Background: Lung cancer is the leading cause of cancer-related deaths in the USA and worldwide. Yet, about 95% of new drug candidates validated in preclinical phase eventually fail in clinical trials. Such a high attrition rate is attributed mostly to the inability of conventional two-dimensionally (2D) cultured cancer cells to mimic native three-dimensional (3D) growth of malignant cells in human tumors. Thus, it is expected that 3D cell culture systems would more accurately represent the phenotype of cancer cells growing in tumors. To ascertain phenotypical differences between these two distinct culture conditions, we carried out a comparative proteomic analysis of membrane fraction obtained from 3D- and 2D-cultured NSCLC model cell line NCI-H23.
Methods: Global shotgun membrane (SGM) proteomics that relies on strong cation exchange (SCX)-based peptide fractionation and accurate-mass, liquid chromatography mass spectrometry (HR/AM LC-MS) was employed to analyze microsomal fractions obtained from the NCI-H23 cells grown in both 2D and 3D culture conditions.

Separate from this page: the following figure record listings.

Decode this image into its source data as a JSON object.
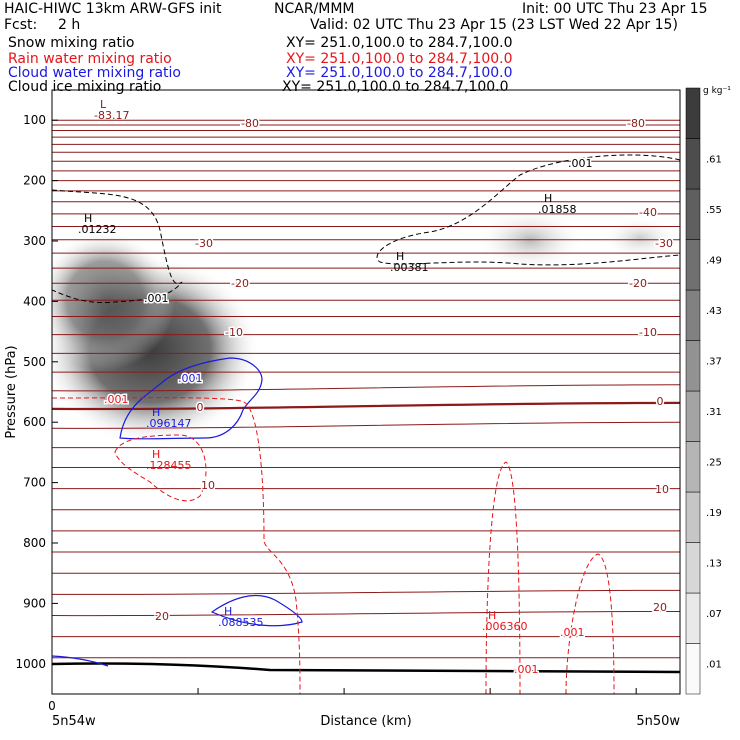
{
  "header": {
    "model": "HAIC-HIWC 13km ARW-GFS init",
    "org": "NCAR/MMM",
    "init": "Init: 00 UTC Thu 23 Apr 15",
    "fcst_label": "Fcst:",
    "fcst_value": "2 h",
    "valid": "Valid: 02 UTC Thu 23 Apr 15 (23 LST Wed 22 Apr 15)",
    "fields": [
      {
        "name": "Snow mixing ratio",
        "xy": "XY= 251.0,100.0 to 284.7,100.0",
        "color": "#000000"
      },
      {
        "name": "Rain water mixing ratio",
        "xy": "XY= 251.0,100.0 to 284.7,100.0",
        "color": "#e8141a"
      },
      {
        "name": "Cloud water mixing ratio",
        "xy": "XY= 251.0,100.0 to 284.7,100.0",
        "color": "#1a1ae0"
      },
      {
        "name": "Cloud ice mixing ratio",
        "xy": "XY= 251.0,100.0 to 284.7,100.0",
        "color": "#000000"
      }
    ]
  },
  "chart_data": {
    "type": "contour-cross-section",
    "ylabel": "Pressure (hPa)",
    "xlabel": "Distance (km)",
    "y_ticks": [
      100,
      200,
      300,
      400,
      500,
      600,
      700,
      800,
      900,
      1000
    ],
    "y_range": [
      50,
      1050
    ],
    "x_tick_label": "0",
    "x_left_label": "5n54w",
    "x_right_label": "5n50w",
    "colorbar": {
      "unit": "g kg⁻¹",
      "levels": [
        ".01",
        ".07",
        ".13",
        ".19",
        ".25",
        ".31",
        ".37",
        ".43",
        ".49",
        ".55",
        ".61"
      ]
    },
    "temperature_isotherms": [
      {
        "label": "-80",
        "p": 120
      },
      {
        "label": "-40",
        "p": 260
      },
      {
        "label": "-30",
        "p": 293
      },
      {
        "label": "-20",
        "p": 376
      },
      {
        "label": "-10",
        "p": 486
      },
      {
        "label": "0",
        "p": 578
      },
      {
        "label": "10",
        "p": 735
      },
      {
        "label": "20",
        "p": 920
      }
    ],
    "extrema": [
      {
        "kind": "L",
        "value": "-83.17",
        "color": "#8b1a1a"
      },
      {
        "kind": "H",
        "value": ".01232",
        "color": "#000000"
      },
      {
        "kind": "H",
        "value": ".01858",
        "color": "#000000"
      },
      {
        "kind": "H",
        "value": ".00381",
        "color": "#000000"
      },
      {
        "kind": "H",
        "value": ".096147",
        "color": "#1a1ae0"
      },
      {
        "kind": "H",
        "value": ".128455",
        "color": "#e8141a"
      },
      {
        "kind": "H",
        "value": ".088535",
        "color": "#1a1ae0"
      },
      {
        "kind": "H",
        "value": ".006360",
        "color": "#e8141a"
      }
    ],
    "contour_labels": [
      {
        "text": ".001",
        "color": "#000000"
      },
      {
        "text": ".001",
        "color": "#000000"
      },
      {
        "text": ".001",
        "color": "#1a1ae0"
      },
      {
        "text": ".001",
        "color": "#e8141a"
      },
      {
        "text": ".001",
        "color": "#e8141a"
      },
      {
        "text": ".001",
        "color": "#e8141a"
      }
    ]
  }
}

Results: Comparative proteomics revealed a map of 1,166 (24%) nonredundant protein species regulated in culture dependent manner in NCI-H23 cell line. Of these, a subset of 234 (i.e., 21 %) proteins were found significantly dysregulated (p-value ≤ 0.05) under both culture conditions whereas a total of 334 (27.8%) and 598 (51,2%) proteins were uniquely identified in 3D and 2D culture, respectively. The Ingenuity Pathway Analysis revealed extensive metabolic changes and differential regulation of a subset of CD molecules in culture-dependent manner. Using western blotting we verified exclusive 3D-culture expression of CD99, CD146 and CD239, involved in development of malignant stroma extracellular matrix, neo-angiogenesis and metastasis. Furthermore, using label-free quantitation we unambiguously confirmed upregulation of wild type and monoallelic KRas4B G12C mutant in 3D cultured NCI-H23 cells, targeting exclusively proteoform-specific tryptic peptides.

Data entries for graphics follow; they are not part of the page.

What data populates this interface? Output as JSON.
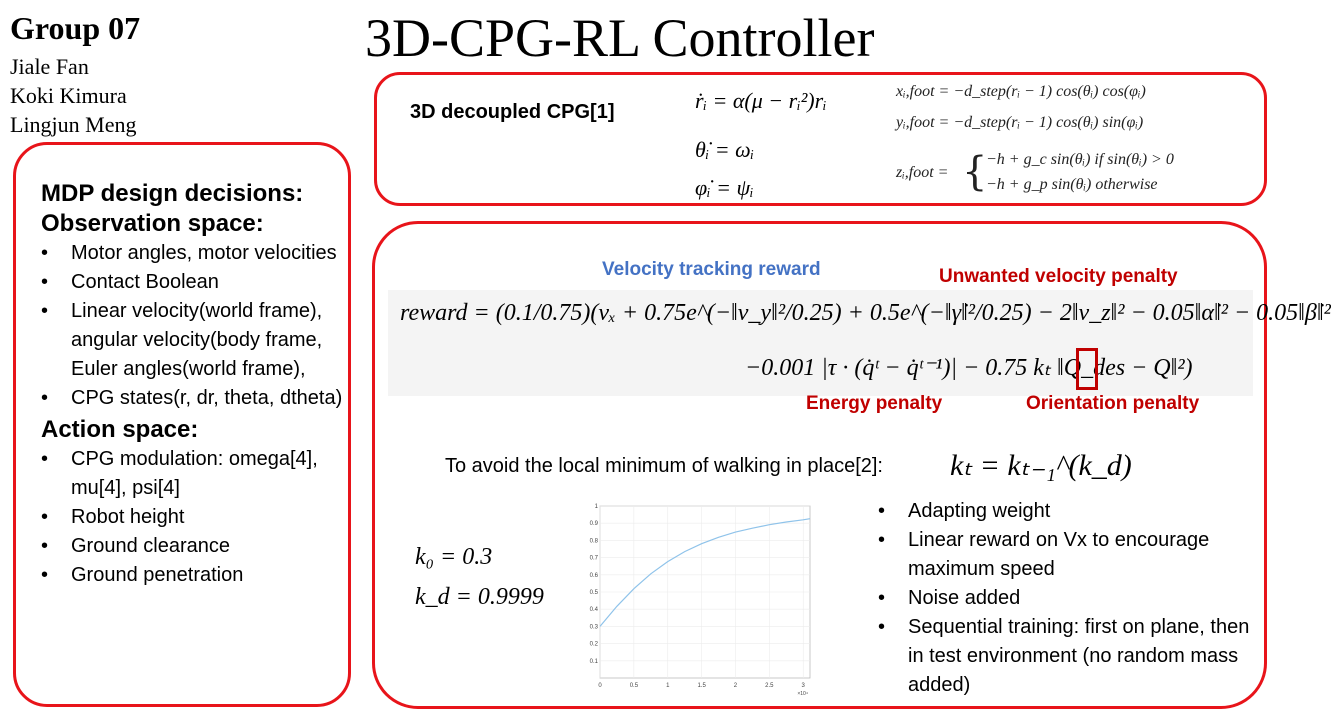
{
  "header": {
    "group": "Group 07",
    "members": [
      "Jiale Fan",
      "Koki Kimura",
      "Lingjun Meng"
    ],
    "title": "3D-CPG-RL Controller"
  },
  "mdp": {
    "heading": "MDP design decisions:",
    "observation_heading": "Observation space:",
    "observation_items": [
      "Motor angles, motor velocities",
      "Contact Boolean",
      "Linear velocity(world frame), angular velocity(body frame, Euler angles(world frame),",
      " CPG states(r, dr, theta, dtheta)"
    ],
    "action_heading": "Action space:",
    "action_items": [
      "CPG modulation: omega[4], mu[4], psi[4]",
      "Robot height",
      "Ground clearance",
      "Ground penetration"
    ]
  },
  "cpg": {
    "label": "3D decoupled CPG[1]",
    "eq_r": "ṙᵢ = α(μ − rᵢ²)rᵢ",
    "eq_theta": "θ̇ᵢ = ωᵢ",
    "eq_phi": "φ̇ᵢ = ψᵢ",
    "eq_x": "xᵢ,foot = −d_step(rᵢ − 1) cos(θᵢ) cos(φᵢ)",
    "eq_y": "yᵢ,foot = −d_step(rᵢ − 1) cos(θᵢ) sin(φᵢ)",
    "eq_z_lhs": "zᵢ,foot =",
    "eq_z_case1": "−h + g_c sin(θᵢ)   if sin(θᵢ) > 0",
    "eq_z_case2": "−h + g_p sin(θᵢ)   otherwise"
  },
  "reward": {
    "velocity_label": "Velocity tracking reward",
    "unwanted_label": "Unwanted velocity penalty",
    "energy_label": "Energy penalty",
    "orientation_label": "Orientation penalty",
    "line1": "reward = (0.1/0.75)(vₓ + 0.75e^(−‖v_y‖²/0.25) + 0.5e^(−‖γ̇‖²/0.25) − 2‖v_z‖² − 0.05‖α̇‖² − 0.05‖β̇‖²",
    "line2": "−0.001 |τ · (q̇ᵗ − q̇ᵗ⁻¹)| − 0.75 kₜ ‖Q_des − Q‖²)"
  },
  "curriculum": {
    "avoid_text": "To avoid the local minimum of walking in place[2]:",
    "kt_eq": "kₜ = kₜ₋₁^(k_d)",
    "k0": "k₀ = 0.3",
    "kd": "k_d = 0.9999"
  },
  "chart_data": {
    "type": "line",
    "x": [
      0,
      2500,
      5000,
      7500,
      10000,
      12500,
      15000,
      17500,
      20000,
      22500,
      25000,
      27500,
      30000,
      31000
    ],
    "series": [
      {
        "values": [
          0.3,
          0.417,
          0.519,
          0.606,
          0.677,
          0.735,
          0.781,
          0.818,
          0.848,
          0.871,
          0.891,
          0.907,
          0.92,
          0.926
        ]
      }
    ],
    "xticks": [
      "0",
      "0.5",
      "1",
      "1.5",
      "2",
      "2.5",
      "3"
    ],
    "yticks": [
      "0.1",
      "0.2",
      "0.3",
      "0.4",
      "0.5",
      "0.6",
      "0.7",
      "0.8",
      "0.9",
      "1"
    ],
    "x_exponent": "×10⁴",
    "xlim": [
      0,
      31000
    ],
    "ylim": [
      0,
      1
    ],
    "grid": true,
    "line_color": "#8fc3ea"
  },
  "notes": [
    "Adapting weight",
    "Linear reward on Vx to encourage maximum speed",
    "Noise added",
    "Sequential training: first on plane, then in test environment (no random mass added)"
  ],
  "colors": {
    "box_border": "#e8141a",
    "blue_label": "#4472c4",
    "red_label": "#c00000"
  }
}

Conclusions: In this study we generated a large-scale proteomic resource/atlas of a preclinical testing model NCI-H23 cell line grown in 3D- and 2D-culture, providing insight into phenotypical/proteomic changes unique to each culture type, that would not have been discovered using only conventional 2D-culture. To reduce high attrition rate of new drug candidates it is critical to profile a large number of patient-derived NSCLC cell lines.